Depuis deux ans maintenant j'accompagne un jeune garçon atteint de dyspraxie en école élémentaire. Autre enfant, autre école, autre dynamique, autre problématique, il m'a fallu jongler. Si certains d'entre vous veulent en savoir plus sur mon travail au quotidien avec cette enfant, j'ai créé un blog (avs-i.blogs.nouvelobs.com) où je retrace quelques interventions auprès de Guillaume 9 ans. La fonction est toujours aussi passionnante. Je suis devenu avec les semaines le trait d'union entre l'école, l'enfant, son institutrice, les parents et les professionnels du secteur paramédical que j'ai rencontrés.

Je vis à plein cette mission, je m'y engage et c'est stimulant. Cependant le constat reste le même : en 2014, si d'ici là une profession n'a pas été créée il en sera fini de mon parcours. Dans mon département nous nous sommes constitués en association (Cette adresse e-mail est protégée contre les robots spammeurs.

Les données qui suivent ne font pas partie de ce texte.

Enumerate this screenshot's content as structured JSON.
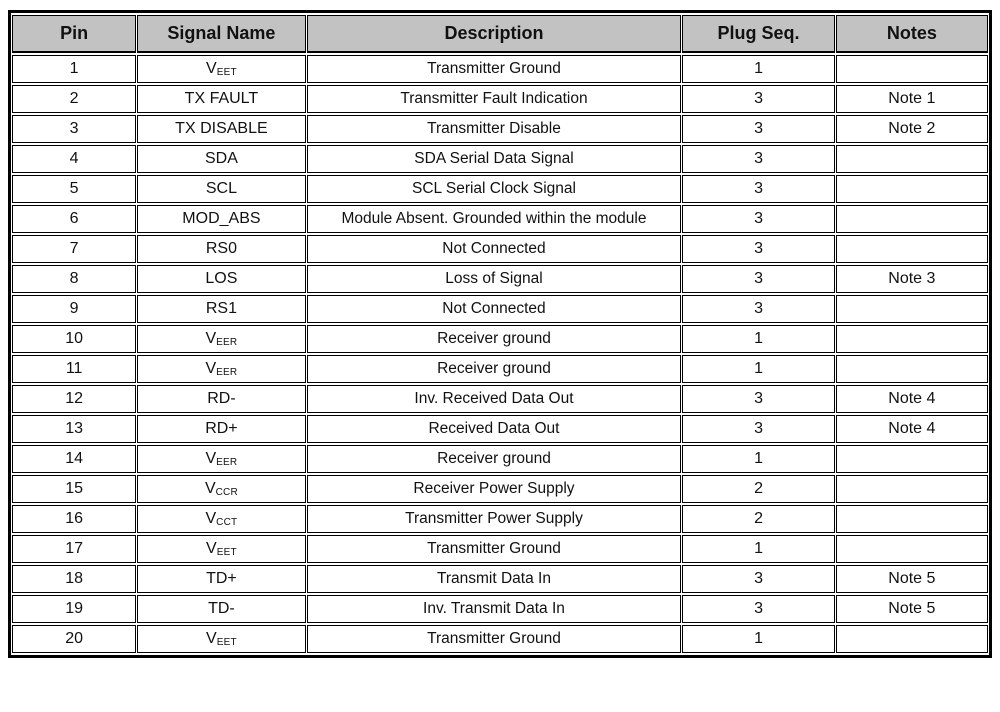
{
  "table": {
    "colors": {
      "header_bg": "#c2c2c2",
      "border": "#000000",
      "row_bg": "#ffffff"
    },
    "columns": [
      {
        "label": "Pin"
      },
      {
        "label": "Signal Name"
      },
      {
        "label": "Description"
      },
      {
        "label": "Plug Seq."
      },
      {
        "label": "Notes"
      }
    ],
    "rows": [
      {
        "pin": "1",
        "signal_base": "V",
        "signal_sub": "EET",
        "description": "Transmitter Ground",
        "plug_seq": "1",
        "notes": ""
      },
      {
        "pin": "2",
        "signal_base": "TX FAULT",
        "signal_sub": "",
        "description": "Transmitter Fault Indication",
        "plug_seq": "3",
        "notes": "Note 1"
      },
      {
        "pin": "3",
        "signal_base": "TX DISABLE",
        "signal_sub": "",
        "description": "Transmitter Disable",
        "plug_seq": "3",
        "notes": "Note 2"
      },
      {
        "pin": "4",
        "signal_base": "SDA",
        "signal_sub": "",
        "description": "SDA Serial Data Signal",
        "plug_seq": "3",
        "notes": ""
      },
      {
        "pin": "5",
        "signal_base": "SCL",
        "signal_sub": "",
        "description": "SCL Serial Clock Signal",
        "plug_seq": "3",
        "notes": ""
      },
      {
        "pin": "6",
        "signal_base": "MOD_ABS",
        "signal_sub": "",
        "description": "Module Absent. Grounded within the module",
        "plug_seq": "3",
        "notes": ""
      },
      {
        "pin": "7",
        "signal_base": "RS0",
        "signal_sub": "",
        "description": "Not Connected",
        "plug_seq": "3",
        "notes": ""
      },
      {
        "pin": "8",
        "signal_base": "LOS",
        "signal_sub": "",
        "description": "Loss of Signal",
        "plug_seq": "3",
        "notes": "Note 3"
      },
      {
        "pin": "9",
        "signal_base": "RS1",
        "signal_sub": "",
        "description": "Not Connected",
        "plug_seq": "3",
        "notes": ""
      },
      {
        "pin": "10",
        "signal_base": "V",
        "signal_sub": "EER",
        "description": "Receiver ground",
        "plug_seq": "1",
        "notes": ""
      },
      {
        "pin": "11",
        "signal_base": "V",
        "signal_sub": "EER",
        "description": "Receiver ground",
        "plug_seq": "1",
        "notes": ""
      },
      {
        "pin": "12",
        "signal_base": "RD-",
        "signal_sub": "",
        "description": "Inv. Received Data Out",
        "plug_seq": "3",
        "notes": "Note 4"
      },
      {
        "pin": "13",
        "signal_base": "RD+",
        "signal_sub": "",
        "description": "Received Data Out",
        "plug_seq": "3",
        "notes": "Note 4"
      },
      {
        "pin": "14",
        "signal_base": "V",
        "signal_sub": "EER",
        "description": "Receiver ground",
        "plug_seq": "1",
        "notes": ""
      },
      {
        "pin": "15",
        "signal_base": "V",
        "signal_sub": "CCR",
        "description": "Receiver Power Supply",
        "plug_seq": "2",
        "notes": ""
      },
      {
        "pin": "16",
        "signal_base": "V",
        "signal_sub": "CCT",
        "description": "Transmitter Power Supply",
        "plug_seq": "2",
        "notes": ""
      },
      {
        "pin": "17",
        "signal_base": "V",
        "signal_sub": "EET",
        "description": "Transmitter Ground",
        "plug_seq": "1",
        "notes": ""
      },
      {
        "pin": "18",
        "signal_base": "TD+",
        "signal_sub": "",
        "description": "Transmit Data In",
        "plug_seq": "3",
        "notes": "Note 5"
      },
      {
        "pin": "19",
        "signal_base": "TD-",
        "signal_sub": "",
        "description": "Inv. Transmit Data In",
        "plug_seq": "3",
        "notes": "Note 5"
      },
      {
        "pin": "20",
        "signal_base": "V",
        "signal_sub": "EET",
        "description": "Transmitter Ground",
        "plug_seq": "1",
        "notes": ""
      }
    ]
  }
}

Vous devez activer le JavaScript pour la visualiser.). L'association qui a pour but de faire reconnaitre la spécificité de notre intervention et de demander à l'État de créer un métier d'accompagnant scolaire souffle sa première bougie. Nous ne sommes pas aguerris au tissu associatif et à l'heure où l'association va souffler sa première bougie le bilan d'activité est maigre. Il n'en demeure pas moins qu'un nouvel élan s'est dessiné lors de la dernière réunion. Des groupes de travail se sont constitués, des stratégies et des objectifs clairement définis émergent.

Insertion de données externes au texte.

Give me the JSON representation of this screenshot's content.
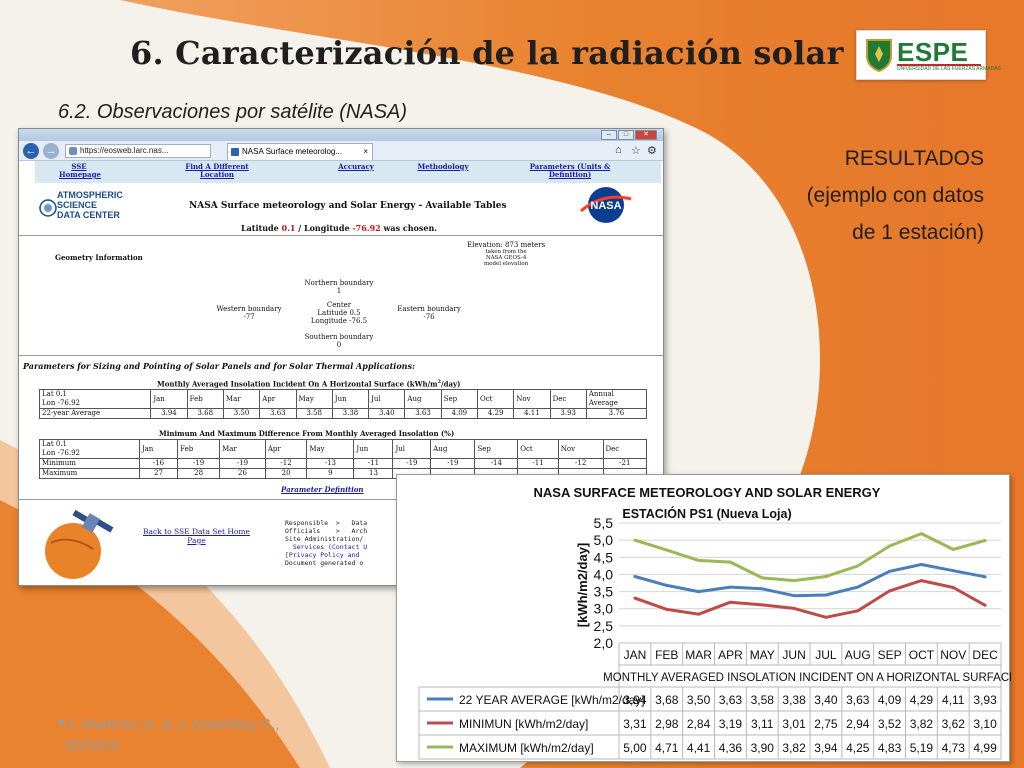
{
  "slide": {
    "title": "6. Caracterización de la radiación solar",
    "subtitle": "6.2. Observaciones  por satélite (NASA)",
    "results": [
      "RESULTADOS",
      "(ejemplo con datos",
      "de 1 estación)"
    ],
    "footer_line1": "J. Martínez A. & J. Asitimbay C.,",
    "footer_line2": "05/2015",
    "logo": {
      "text": "ESPE",
      "subtext": "UNIVERSIDAD DE LAS FUERZAS ARMADAS",
      "tagline": "INNOVACIÓN PARA LA EXCELENCIA"
    }
  },
  "colors": {
    "orange": "#e8792a",
    "logo_green": "#1f7a34",
    "series_avg": "#4a7ebb",
    "series_min": "#be4b48",
    "series_max": "#98b954"
  },
  "browser": {
    "url": "https://eosweb.larc.nas...",
    "tab_title": "NASA Surface meteorolog...",
    "nav_links": [
      "SSE Homepage",
      "Find A Different Location",
      "Accuracy",
      "Methodology",
      "Parameters (Units & Definition)"
    ],
    "asdc_name": [
      "ATMOSPHERIC",
      "SCIENCE",
      "DATA CENTER"
    ],
    "page_title": "NASA Surface meteorology and Solar Energy - Available Tables",
    "latlon": {
      "prefix": "Latitude ",
      "lat": "0.1",
      "mid": " / Longitude ",
      "lon": "-76.92",
      "suffix": " was chosen."
    },
    "geometry_label": "Geometry Information",
    "elevation": {
      "line1": "Elevation: 873 meters",
      "line2": "taken from the",
      "line3": "NASA GEOS-4",
      "line4": "model elevation"
    },
    "boundaries": {
      "north_label": "Northern boundary",
      "north_value": "1",
      "west_label": "Western boundary",
      "west_value": "-77",
      "center_label": "Center",
      "center_lat": "Latitude 0.5",
      "center_lon": "Longitude -76.5",
      "east_label": "Eastern boundary",
      "east_value": "-76",
      "south_label": "Southern boundary",
      "south_value": "0"
    },
    "params_title": "Parameters for Sizing and Pointing of Solar Panels and for Solar Thermal Applications:",
    "table1_title": "Monthly Averaged Insolation Incident On A Horizontal Surface (kWh/m",
    "table1_title_sup": "2",
    "table1_title_end": "/day)",
    "table1": {
      "loc": [
        "Lat 0.1",
        "Lon -76.92"
      ],
      "months": [
        "Jan",
        "Feb",
        "Mar",
        "Apr",
        "May",
        "Jun",
        "Jul",
        "Aug",
        "Sep",
        "Oct",
        "Nov",
        "Dec"
      ],
      "annual_label": [
        "Annual",
        "Average"
      ],
      "row_label": "22-year Average",
      "row_values": [
        "3.94",
        "3.68",
        "3.50",
        "3.63",
        "3.58",
        "3.38",
        "3.40",
        "3.63",
        "4.09",
        "4.29",
        "4.11",
        "3.93",
        "3.76"
      ]
    },
    "table2_title": "Minimum And Maximum Difference From Monthly Averaged Insolation (%)",
    "table2": {
      "loc": [
        "Lat 0.1",
        "Lon -76.92"
      ],
      "months": [
        "Jan",
        "Feb",
        "Mar",
        "Apr",
        "May",
        "Jun",
        "Jul",
        "Aug",
        "Sep",
        "Oct",
        "Nov",
        "Dec"
      ],
      "min_label": "Minimum",
      "min_values": [
        "-16",
        "-19",
        "-19",
        "-12",
        "-13",
        "-11",
        "-19",
        "-19",
        "-14",
        "-11",
        "-12",
        "-21"
      ],
      "max_label": "Maximum",
      "max_values": [
        "27",
        "28",
        "26",
        "20",
        "9",
        "13",
        "",
        "",
        "",
        "",
        "",
        ""
      ]
    },
    "param_def": "Parameter Definition",
    "back_link": [
      "Back to SSE Data Set Home",
      "Page"
    ],
    "responsible": [
      "Responsible  >   Data",
      "Officials    >   Arch",
      "Site Administration/",
      "  Services (Contact U",
      "[Privacy Policy and ",
      "Document generated o"
    ]
  },
  "chart_data": {
    "type": "line",
    "title": "NASA SURFACE METEOROLOGY AND SOLAR ENERGY",
    "subtitle": "ESTACIÓN PS1 (Nueva Loja)",
    "ylabel": "[kWh/m2/day]",
    "xlabel": "MONTHLY AVERAGED INSOLATION INCIDENT ON A HORIZONTAL SURFACE",
    "ylim": [
      2.0,
      5.5
    ],
    "yticks": [
      "5,5",
      "5,0",
      "4,5",
      "4,0",
      "3,5",
      "3,0",
      "2,5",
      "2,0"
    ],
    "categories": [
      "JAN",
      "FEB",
      "MAR",
      "APR",
      "MAY",
      "JUN",
      "JUL",
      "AUG",
      "SEP",
      "OCT",
      "NOV",
      "DEC"
    ],
    "grid": true,
    "series": [
      {
        "name": "22 YEAR AVERAGE [kWh/m2/day]",
        "color": "#4a7ebb",
        "values": [
          3.94,
          3.68,
          3.5,
          3.63,
          3.58,
          3.38,
          3.4,
          3.63,
          4.09,
          4.29,
          4.11,
          3.93
        ],
        "labels": [
          "3,94",
          "3,68",
          "3,50",
          "3,63",
          "3,58",
          "3,38",
          "3,40",
          "3,63",
          "4,09",
          "4,29",
          "4,11",
          "3,93"
        ]
      },
      {
        "name": "MINIMUN [kWh/m2/day]",
        "color": "#be4b48",
        "values": [
          3.31,
          2.98,
          2.84,
          3.19,
          3.11,
          3.01,
          2.75,
          2.94,
          3.52,
          3.82,
          3.62,
          3.1
        ],
        "labels": [
          "3,31",
          "2,98",
          "2,84",
          "3,19",
          "3,11",
          "3,01",
          "2,75",
          "2,94",
          "3,52",
          "3,82",
          "3,62",
          "3,10"
        ]
      },
      {
        "name": "MAXIMUM [kWh/m2/day]",
        "color": "#98b954",
        "values": [
          5.0,
          4.71,
          4.41,
          4.36,
          3.9,
          3.82,
          3.94,
          4.25,
          4.83,
          5.19,
          4.73,
          4.99
        ],
        "labels": [
          "5,00",
          "4,71",
          "4,41",
          "4,36",
          "3,90",
          "3,82",
          "3,94",
          "4,25",
          "4,83",
          "5,19",
          "4,73",
          "4,99"
        ]
      }
    ]
  }
}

Il existe de nombreuses associations (UNAISSE, UNAPEI entre autres) sur ce thème. Il existe même une fédération (FNASEPH), cela bouge, j'ai bon espoir. C'est un sujet qui pour l'instant ne fédère pas encore suffisamment et pourtant les raisons de le faire sont nombreuses. Par exemple les parents d'élèves reconnus handicapés par les MDPH pourraient revendiquer auprès de l'État que leurs enfants soient pris en charge par des personnes formées, qualifiées et reconnues.

La spécificité de notre fonction et les compétences qu'elle réclame ne peuvent se satisfaire de la situation actuelle des emplois précaires. Je me mets à la place d'une personne éloignée de l'emploi qui se retrouve parachuté au milieu d'une classe de 28 élèves pour accompagner un enfant autiste, quel vertige je ressentirai.

Je me mets à la place d'un enfant accompagné pendant plusieurs années et à qui l'Inspection académique dirait, l'an prochain ce n'est plus Nicolas qui t'accompagnera, mais Paul que tu ne connais pas et avec lequel tu vas devoir reprendre tout à zéro. Le temps de la rencontre à reconstruire, celui de la relation transférentielle à installer, celui de la confiance mutuelle à rebâtir... que de temps perdu et gâché à mon sens. Une personne en pâtit : l'enfant et ses chances de devenir un jour un élève ordinaire qui n'aura plus besoin de cette béquille.

Je reste convaincu que l'État ne peut plus faire machine arrière et que c'est aux acteurs citoyens de faire remonter le message et de faire pression sur l'actuel gouvernement, bientôt en campagne, pour évoluer dans le bon sens cette problématique. Mr Blanc, sénateur UMP, a été chargé par le président Nicolas Sarkozy de réfléchir aux moyens d'améliorer la scolarisation des jeunes handicapés. Le rendu du rapport était attendu pour la mi-mai gageons que celui fasse état de cette problématique et qu'il propose un redéploiement de moyens en la matière.

Je reste sceptique et inquiet à ce sujet.